Oleh : Trian Marfiansyah

(Internship Advokat Konstitusi)

Selaku negara berdaulat dan demokratis, sudah menjadi hal penting bagi Indonesia untuk memiliki sistem hukum yang terus berkembang dan inklusif bagi warga negaranya. Sehingga, memberlakukan civil law khas Eropa Kontinental menjadi solusi tepat bagi Indonesia. Namun, dalam prosesnya masih menuai berbagai hambatan. Mengingat semakin beragamnya permasalahan hukum yang timbul, tidak memungkinkan Indonesia untuk mengakomodir hal tersebut dengan hukum lawas era penjajahan. Maka, bukanlah hal yang asing bagi Indonesia untuk merancang hukum yang menyesuaikan zaman.

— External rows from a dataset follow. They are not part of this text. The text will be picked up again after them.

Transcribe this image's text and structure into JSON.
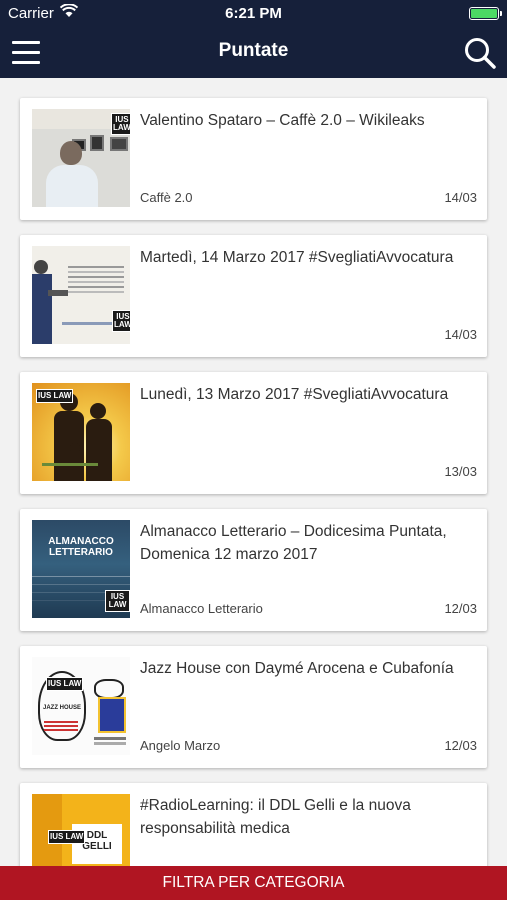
{
  "status_bar": {
    "carrier": "Carrier",
    "time": "6:21 PM",
    "battery_level": 1.0
  },
  "navbar": {
    "title": "Puntate",
    "menu_icon": "hamburger-menu-icon",
    "search_icon": "search-icon"
  },
  "episodes": [
    {
      "title": "Valentino Spataro – Caffè 2.0 – Wikileaks",
      "category": "Caffè 2.0",
      "date": "14/03"
    },
    {
      "title": "Martedì, 14 Marzo 2017 #SvegliatiAvvocatura",
      "category": "",
      "date": "14/03"
    },
    {
      "title": "Lunedì, 13 Marzo 2017 #SvegliatiAvvocatura",
      "category": "",
      "date": "13/03"
    },
    {
      "title": "Almanacco Letterario – Dodicesima Puntata, Domenica 12 marzo 2017",
      "category": "Almanacco Letterario",
      "date": "12/03",
      "thumb_text": "ALMANACCO LETTERARIO"
    },
    {
      "title": "Jazz House con Daymé Arocena e Cubafonía",
      "category": "Angelo Marzo",
      "date": "12/03",
      "thumb_text": "JAZZ HOUSE"
    },
    {
      "title": "#RadioLearning: il DDL Gelli e la nuova responsabilità medica",
      "category": "",
      "date": "",
      "thumb_text": "DDL GELLI"
    }
  ],
  "logo_text": "IUS LAW",
  "filter_button": {
    "label": "FILTRA PER CATEGORIA"
  },
  "colors": {
    "header": "#16203a",
    "filter_bar": "#b01522",
    "battery": "#4cd964"
  }
}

Perkembangan hukum positif di Indonesia tidak lepas dari pengaruh berbagai kodifikasi hukum yang ada, salah satunya adalah Kitab Undang-Undang Hukum Acara Pidana (KUHAP). KUHAP sudah berdiri sebagai satu kesatuan milik produk asli bangsa Indonesia sejak 1981. Tujuan diadakannya melainkan untuk mempertahankan dan menegakkan hukum pidana materiil. Dan mencari kebenaran materiil itu dalam prosesnya. Hakim selaku orang yang paling tahu hukum, memiliki kewenangan penuh untuk mencari kebenaran tersebut dan memberikan putusan yang seadil-adilnya. Diatur dalam Pasal 10 ayat (1) Undang-Undang Nomor 48 Tahun 2009 tentang Kekuasaan Kehakiman, serta dalam Pasal 5 ayat (1) dinyatakan bahwa “hakim dan hakim konstitusi wajib menggali, mengikuti, dan memahami nilai-nilai hukum dan rasa keadilan yang hidup dalam masyarakat”. Mekanisme tersebut disebut dengan pembuktian.